Opinion: Why Rooney is the key to Manchester Utd's success
Published 12:29 14/05/08 By By Oliver Holt
I'ts All About Roo
There has been so much to admire about Manchester United's football this season but if there was an award for team player, it should go to Wayne Rooney.
If one man has sacrificed himself for the cause this season, it's Rooney. Often playing as a lone striker, he's worked himself into the ground and sacrificed the chance to use the more creative aspects of his game.
If United buy a front line striker this summer - and they're already being linked with Michael Owen and Seville's Luis Fabiano - Rooney should be free to play in a more withdrawn role next season.
Then we'll see a different side to him.
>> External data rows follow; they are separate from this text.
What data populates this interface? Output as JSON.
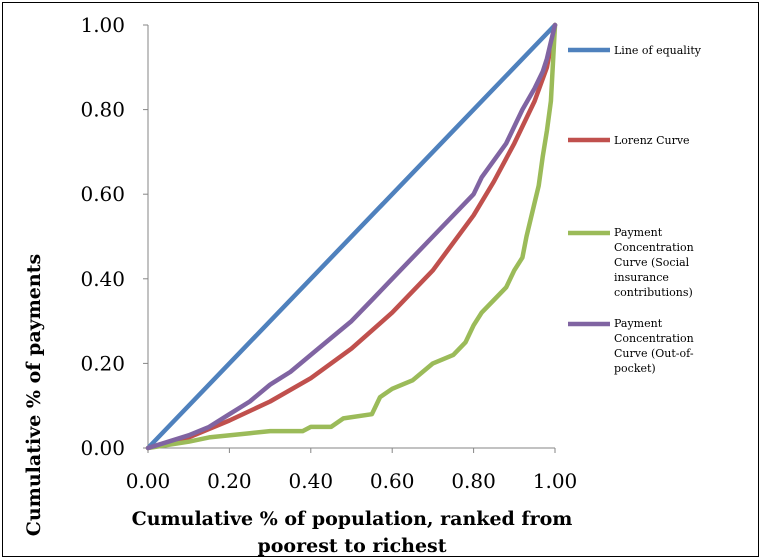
{
  "chart_data": {
    "type": "line",
    "xlabel": "Cumulative % of population, ranked from poorest to richest",
    "ylabel": "Cumulative % of payments",
    "xlim": [
      0,
      1
    ],
    "ylim": [
      0,
      1
    ],
    "x_ticks": [
      "0.00",
      "0.20",
      "0.40",
      "0.60",
      "0.80",
      "1.00"
    ],
    "y_ticks": [
      "0.00",
      "0.20",
      "0.40",
      "0.60",
      "0.80",
      "1.00"
    ],
    "grid": false,
    "legend_position": "right",
    "series": [
      {
        "name": "Line of equality",
        "color": "#4f81bd",
        "x": [
          0.0,
          1.0
        ],
        "y": [
          0.0,
          1.0
        ]
      },
      {
        "name": "Lorenz Curve",
        "color": "#c0504d",
        "x": [
          0.0,
          0.1,
          0.2,
          0.3,
          0.4,
          0.5,
          0.6,
          0.7,
          0.8,
          0.85,
          0.9,
          0.95,
          0.98,
          1.0
        ],
        "y": [
          0.0,
          0.025,
          0.065,
          0.11,
          0.165,
          0.235,
          0.32,
          0.42,
          0.55,
          0.63,
          0.72,
          0.82,
          0.9,
          1.0
        ]
      },
      {
        "name": "Payment Concentration Curve (Social insurance contributions)",
        "color": "#9bbb59",
        "x": [
          0.0,
          0.1,
          0.15,
          0.25,
          0.3,
          0.38,
          0.4,
          0.45,
          0.48,
          0.55,
          0.57,
          0.6,
          0.65,
          0.7,
          0.75,
          0.78,
          0.8,
          0.82,
          0.85,
          0.88,
          0.9,
          0.92,
          0.93,
          0.95,
          0.96,
          0.97,
          0.98,
          0.99,
          1.0
        ],
        "y": [
          0.0,
          0.015,
          0.025,
          0.035,
          0.04,
          0.04,
          0.05,
          0.05,
          0.07,
          0.08,
          0.12,
          0.14,
          0.16,
          0.2,
          0.22,
          0.25,
          0.29,
          0.32,
          0.35,
          0.38,
          0.42,
          0.45,
          0.5,
          0.58,
          0.62,
          0.69,
          0.75,
          0.82,
          1.0
        ]
      },
      {
        "name": "Payment Concentration Curve (Out-of-pocket)",
        "color": "#8064a2",
        "x": [
          0.0,
          0.05,
          0.1,
          0.15,
          0.2,
          0.25,
          0.3,
          0.35,
          0.4,
          0.45,
          0.5,
          0.55,
          0.6,
          0.65,
          0.7,
          0.75,
          0.8,
          0.82,
          0.85,
          0.88,
          0.9,
          0.92,
          0.95,
          0.97,
          0.98,
          0.99,
          1.0
        ],
        "y": [
          0.0,
          0.015,
          0.03,
          0.05,
          0.08,
          0.11,
          0.15,
          0.18,
          0.22,
          0.26,
          0.3,
          0.35,
          0.4,
          0.45,
          0.5,
          0.55,
          0.6,
          0.64,
          0.68,
          0.72,
          0.76,
          0.8,
          0.85,
          0.89,
          0.92,
          0.96,
          1.0
        ]
      }
    ]
  },
  "legend": {
    "items": [
      {
        "lines": [
          "Line of equality"
        ]
      },
      {
        "lines": [
          "Lorenz Curve"
        ]
      },
      {
        "lines": [
          "Payment",
          "Concentration",
          "Curve (Social",
          "insurance",
          "contributions)"
        ]
      },
      {
        "lines": [
          "Payment",
          "Concentration",
          "Curve (Out-of-",
          "pocket)"
        ]
      }
    ]
  }
}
In fact, my first prediction for next season is that Rooney will be the Footballer of the Year.
Reading's pain is a joy to others
My life story, as written by Reading fans, has been available on Wikipedia for a year or so now.
Obviously, I couldn't wish for a more impartial bunch of biographers and their wit and balance has often been a source of comfort to me when I have turned to the page for reassurance.
A Radio Berkshire exchange with an over-excited, overwrought muppet of a presenter called Tim Dellor has achieved a prominence that I never quite accorded it myself but it is a wonderful memory, nonetheless.
And my gentle criticisms of that shy, retiring, publicity-hating chairman John Madejski, have been so exhaustively reproduced that I often look them up to remind myself of how uplifting it was to chronicle the good works of the most self-effacing man on the planet.
Given Reading's newly reduced circumstances, therefore, I was saddened and appalled to learn last week that their efforts on my behalf had been defiled and defaced by the crude, lewd and somewhat crass observations of a group of liberal intellectuals purporting to be fans of that renowned bastion of good governance in football, West Ham.
I know, of course, that the supporters of a team that fought so bravely to halt Manchester United's march on the title 10 days ago, holding out with unbelievable determination for three minutes before they allowed United to score, would never stoop so low as to vandalise a page that has brought me so much joy.
But the cruel and savage mockery these philistines aimed atmy recent Berks Journalist of the Year award caused me, my family and fans of Reading Football Club everywhere great distress.
I will be eternally grateful to the technological whizzkids at Wikipedia - who have proved their kindness and generosity for some time now by crediting me with penning Frank Lampard's autobiography even though I didn't write a word of it - for removing the filth so quickly and restoring Reading's rightful place in my journey at such a painful point in their history.
From this moment on, I would like to make it known I wish my Wikipedia page to be renamed The Madejski Page.
It only seems right.
Why Leeds deserver a break
I mean nothing against Carlisle United, Doncaster or Southend, but I hope Leeds United and their manager Gary McAllister (right) get a day at Wembley and promotion to the Championship in the next 10 days. No set of fans deserve the heartache they have suffered in the last few years. They've tottered from one catastrophe to another. It's about time they caught a break.